Ia rumah bagi jiwa-jiwa yang bertahan,
temaram api yang dijaga,
dan harapan yang disulam
dari setiap nada gong yang setia.
Kampung Perawat
Kampung kecil ini serupa perawat,
merawat napas tradisi
yang hampir saja tumbang di tikungan waktu.
Di tiap denyutnya,
ada gurat-gurat tua
menjaga akar yang nyaris lepas.
Penduduknya
kadang menjadi wayang,
mengikuti tarikan benang dalang
yang bersuara nyaring di balik layar.
Mereka bergerak riang,
seperti lupa pada beban pagi
atau gelisah yang mengendap di malam hari.

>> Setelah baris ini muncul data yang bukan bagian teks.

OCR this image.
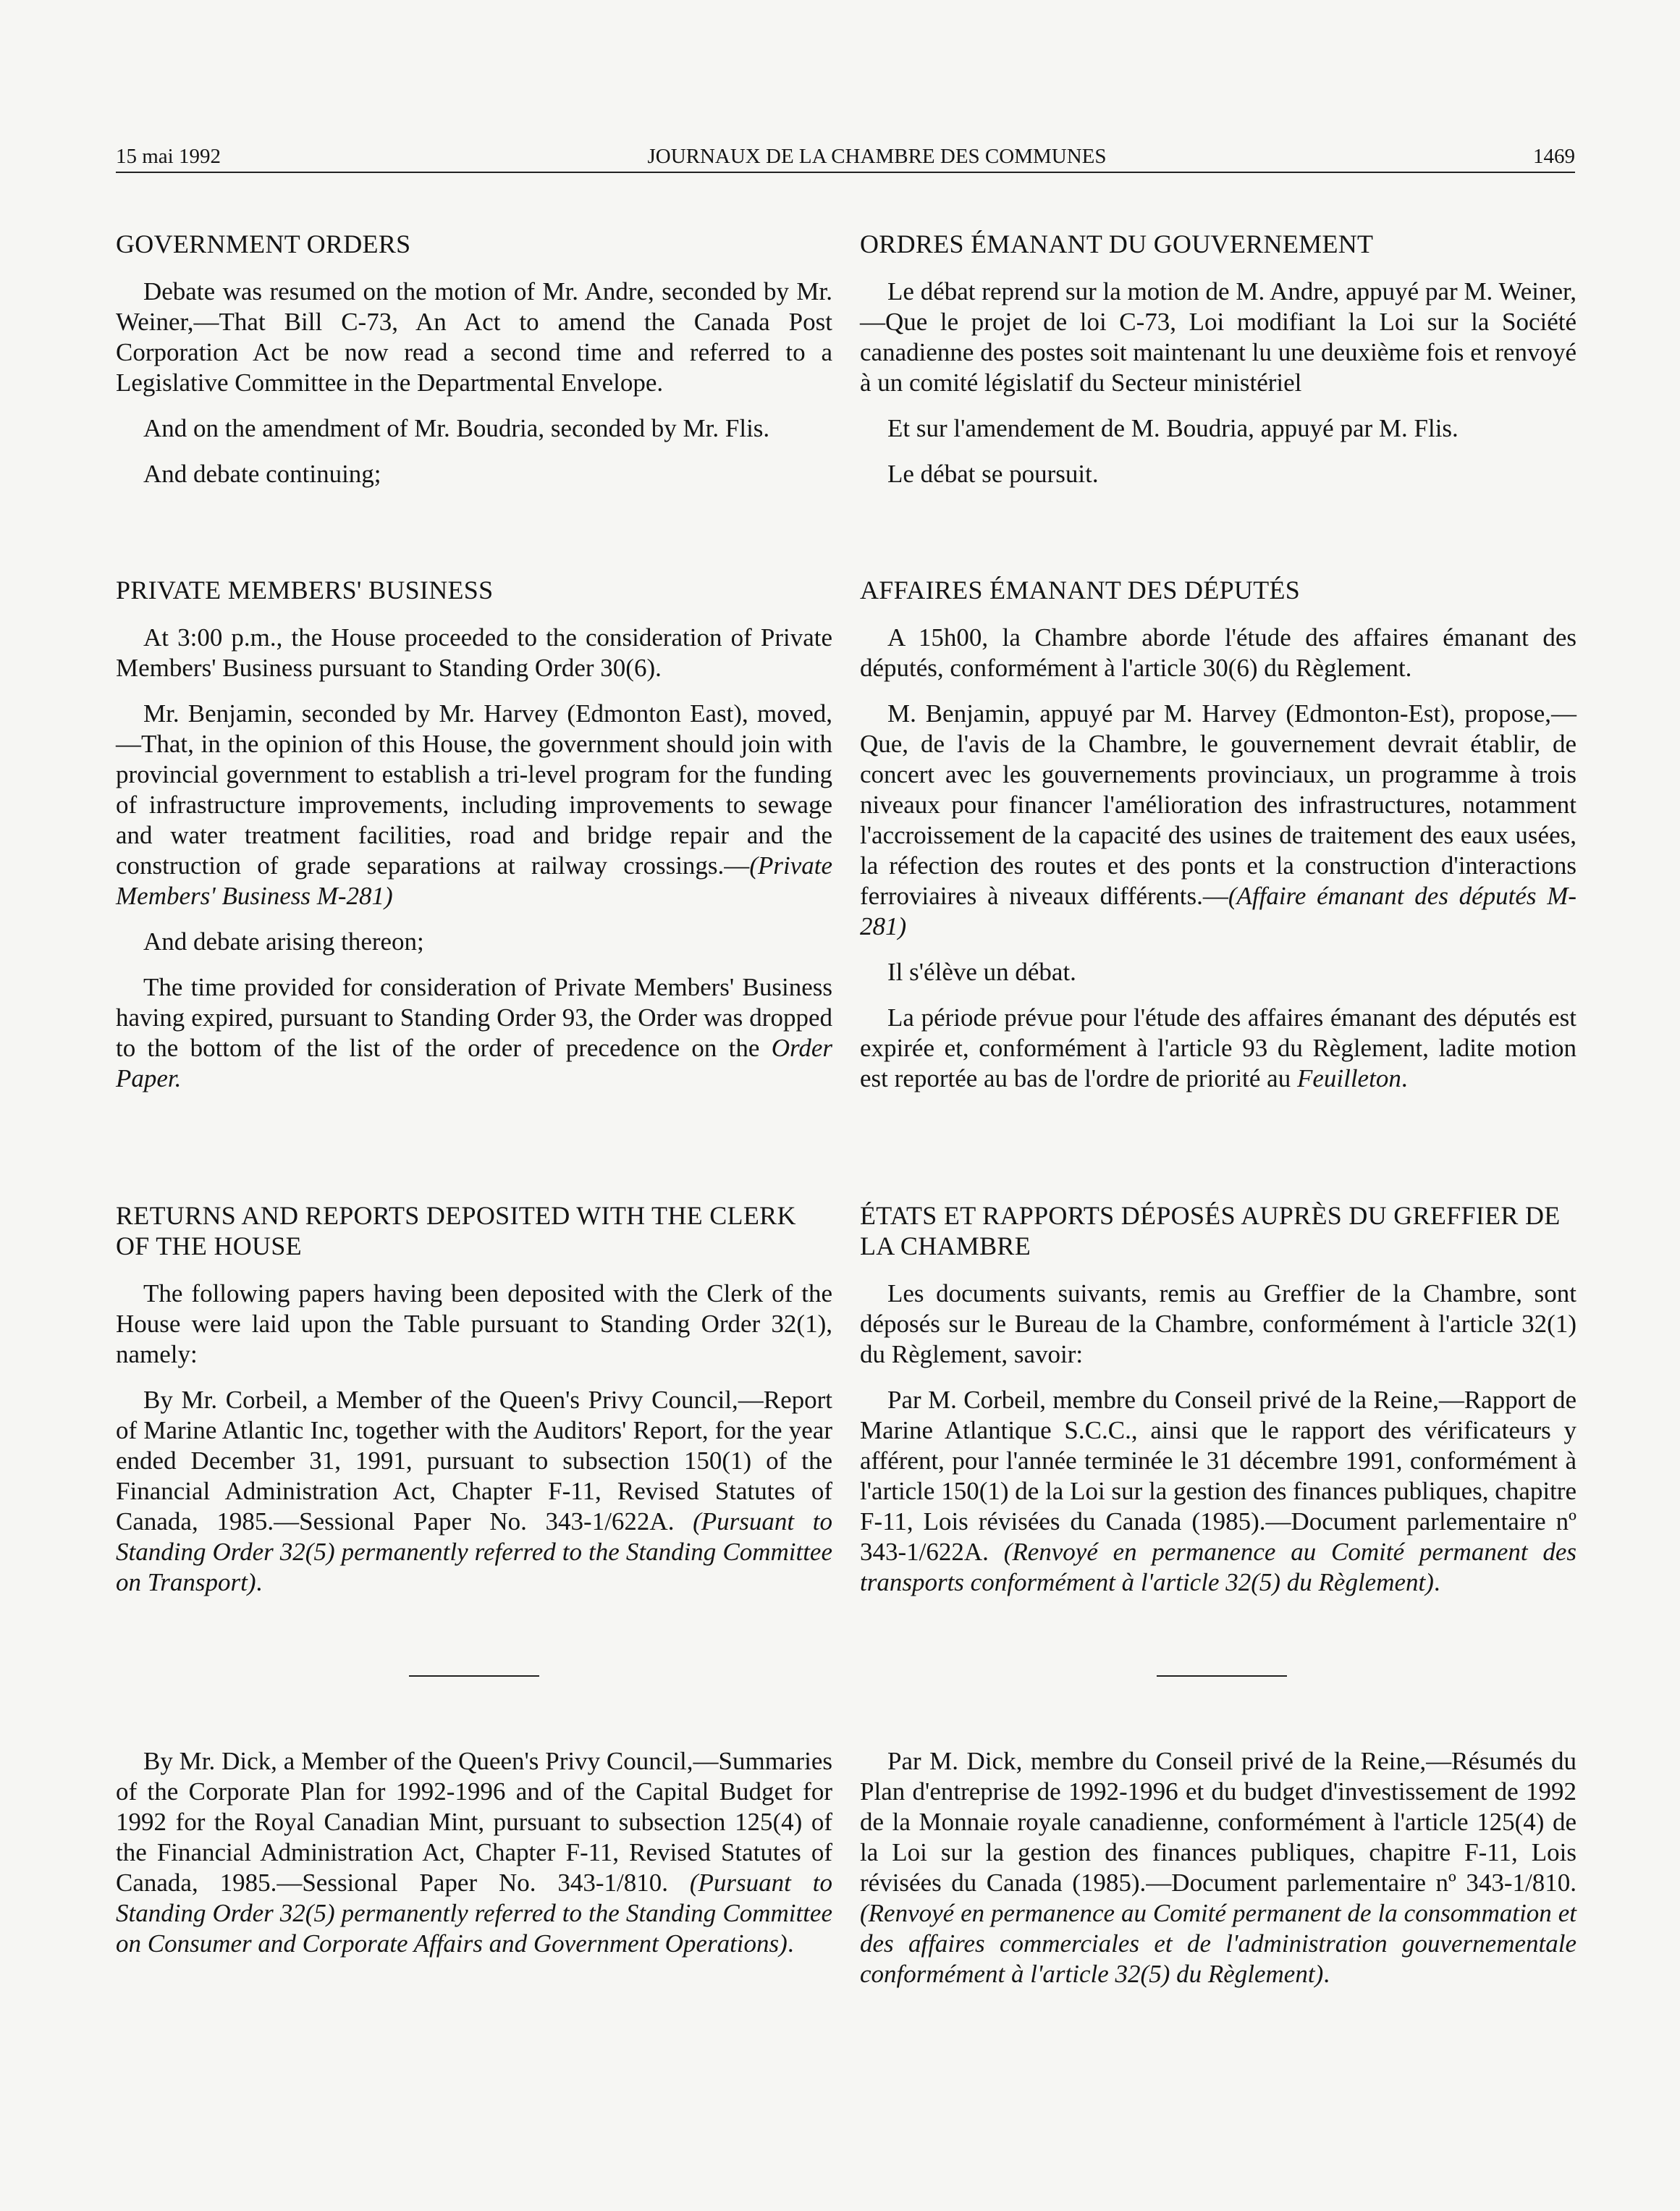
15 mai 1992	JOURNAUX DE LA CHAMBRE DES COMMUNES	1469
GOVERNMENT ORDERS

Debate was resumed on the motion of Mr. Andre, seconded by Mr. Weiner,—That Bill C-73, An Act to amend the Canada Post Corporation Act be now read a second time and referred to a Legislative Committee in the Departmental Envelope.

And on the amendment of Mr. Boudria, seconded by Mr. Flis.

And debate continuing;

PRIVATE MEMBERS' BUSINESS

At 3:00 p.m., the House proceeded to the consideration of Private Members' Business pursuant to Standing Order 30(6).

Mr. Benjamin, seconded by Mr. Harvey (Edmonton East), moved,—That, in the opinion of this House, the government should join with provincial government to establish a tri-level program for the funding of infrastructure improvements, including improvements to sewage and water treatment facilities, road and bridge repair and the construction of grade separations at railway crossings.—(Private Members' Business M-281)

And debate arising thereon;

The time provided for consideration of Private Members' Business having expired, pursuant to Standing Order 93, the Order was dropped to the bottom of the list of the order of precedence on the Order Paper.

RETURNS AND REPORTS DEPOSITED WITH THE CLERK OF THE HOUSE

The following papers having been deposited with the Clerk of the House were laid upon the Table pursuant to Standing Order 32(1), namely:

By Mr. Corbeil, a Member of the Queen's Privy Council,—Report of Marine Atlantic Inc, together with the Auditors' Report, for the year ended December 31, 1991, pursuant to subsection 150(1) of the Financial Administration Act, Chapter F-11, Revised Statutes of Canada, 1985.—Sessional Paper No. 343-1/622A. (Pursuant to Standing Order 32(5) permanently referred to the Standing Committee on Transport).

By Mr. Dick, a Member of the Queen's Privy Council,—Summaries of the Corporate Plan for 1992-1996 and of the Capital Budget for 1992 for the Royal Canadian Mint, pursuant to subsection 125(4) of the Financial Administration Act, Chapter F-11, Revised Statutes of Canada, 1985.—Sessional Paper No. 343-1/810. (Pursuant to Standing Order 32(5) permanently referred to the Standing Committee on Consumer and Corporate Affairs and Government Operations).

ORDRES ÉMANANT DU GOUVERNEMENT

Le débat reprend sur la motion de M. Andre, appuyé par M. Weiner,—Que le projet de loi C-73, Loi modifiant la Loi sur la Société canadienne des postes soit maintenant lu une deuxième fois et renvoyé à un comité législatif du Secteur ministériel

Et sur l'amendement de M. Boudria, appuyé par M. Flis.

Le débat se poursuit.

AFFAIRES ÉMANANT DES DÉPUTÉS

A 15h00, la Chambre aborde l'étude des affaires émanant des députés, conformément à l'article 30(6) du Règlement.

M. Benjamin, appuyé par M. Harvey (Edmonton-Est), propose,—Que, de l'avis de la Chambre, le gouvernement devrait établir, de concert avec les gouvernements provinciaux, un programme à trois niveaux pour financer l'amélioration des infrastructures, notamment l'accroissement de la capacité des usines de traitement des eaux usées, la réfection des routes et des ponts et la construction d'interactions ferroviaires à niveaux différents.—(Affaire émanant des députés M-281)

Il s'élève un débat.

La période prévue pour l'étude des affaires émanant des députés est expirée et, conformément à l'article 93 du Règlement, ladite motion est reportée au bas de l'ordre de priorité au Feuilleton.

ÉTATS ET RAPPORTS DÉPOSÉS AUPRÈS DU GREFFIER DE LA CHAMBRE

Les documents suivants, remis au Greffier de la Chambre, sont déposés sur le Bureau de la Chambre, conformément à l'article 32(1) du Règlement, savoir:

Par M. Corbeil, membre du Conseil privé de la Reine,—Rapport de Marine Atlantique S.C.C., ainsi que le rapport des vérificateurs y afférent, pour l'année terminée le 31 décembre 1991, conformément à l'article 150(1) de la Loi sur la gestion des finances publiques, chapitre F-11, Lois révisées du Canada (1985).—Document parlementaire nº 343-1/622A. (Renvoyé en permanence au Comité permanent des transports conformément à l'article 32(5) du Règlement).

Par M. Dick, membre du Conseil privé de la Reine,—Résumés du Plan d'entreprise de 1992-1996 et du budget d'investissement de 1992 de la Monnaie royale canadienne, conformément à l'article 125(4) de la Loi sur la gestion des finances publiques, chapitre F-11, Lois révisées du Canada (1985).—Document parlementaire nº 343-1/810. (Renvoyé en permanence au Comité permanent de la consommation et des affaires commerciales et de l'administration gouvernementale conformément à l'article 32(5) du Règlement).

Namun, di balik keriaan itu,
kampung ini masih meraba:
menimbang batas antara menjaga
dan kehilangan,
antara menjadi perawat,
atau pasien bagi dirinya sendiri.
Dalang yang Kutinggalkan
Senyumnya seperti hujan,
jatuh perlahan,
menyapa pohon gersang di dadaku.
Ia yang merawat kenangan
adalah ia yang kutinggalkan,
meski sempat menitipkan sebuah surat
di jantung yang kini bergetar.
“Datang lagi nanti,” katanya,
“aku akan menjadi dalang
untukmu seorang, selamanya.”
Dan matanya
matanya menyiramkan makna,
membasahi malam yang dulu kubawa pergi.
Baru kini kutahu,
ia bukan sekadar nama yang kubiarkan hilang,
tapi keramahtamahan itu sendiri.
Ia adalah rumah,
tempat hati pernah singgah,
tempat jiwa ingin kembali.
Puncak Wayang di Malam Suntuk
Malam telah mencapai kesuntukannya,
di panggung kecil yang basah oleh waktu.
Gamelan mulai menabuh genderang perang,
melantun di sela suara dalang
yang menyala, memanas,
serupa api menari di dalam gelap.
Gemerisik kulit wayang
beradu keras,
seperti kisah yang bertarung
di tangan sang pencerita.
Hujan,
yang tadi menjatuhkan kakinya di kampung ini,
kini telah bagai angin lalu,
menghilang dalam riuh tabuhan.
Penonton tak beranjak,
mata mereka terpaku,
telinga mereka tertawan.
Dan keriuhan itu terus melaju,
menanjak ke puncak malam,
seakan esok tak lagi penting,
selain apa yang dinyalakan
di panggung yang setia.
Barikin,
tahukah kau,
jika di rahimmu telah kutanam rindu?
Rindu yang tumbuh menjadi sulur-sulur bayang,
melilit cerita dalam malam yang hangus,
hingga gamelan tak lagi bertanya
siapa yang pulang,
dan siapa yang tinggal abadi di sana.
M. AMIN MUSTIKA MUDA, Gemar membaca dan menulis fiksi serta puisi. Bermukim di Marabahan, Kabupaten Barito Kuala, Provinsi Kalimantan Selatan. Beberapa karyanya pernah terbit di media massa dan buku antologi.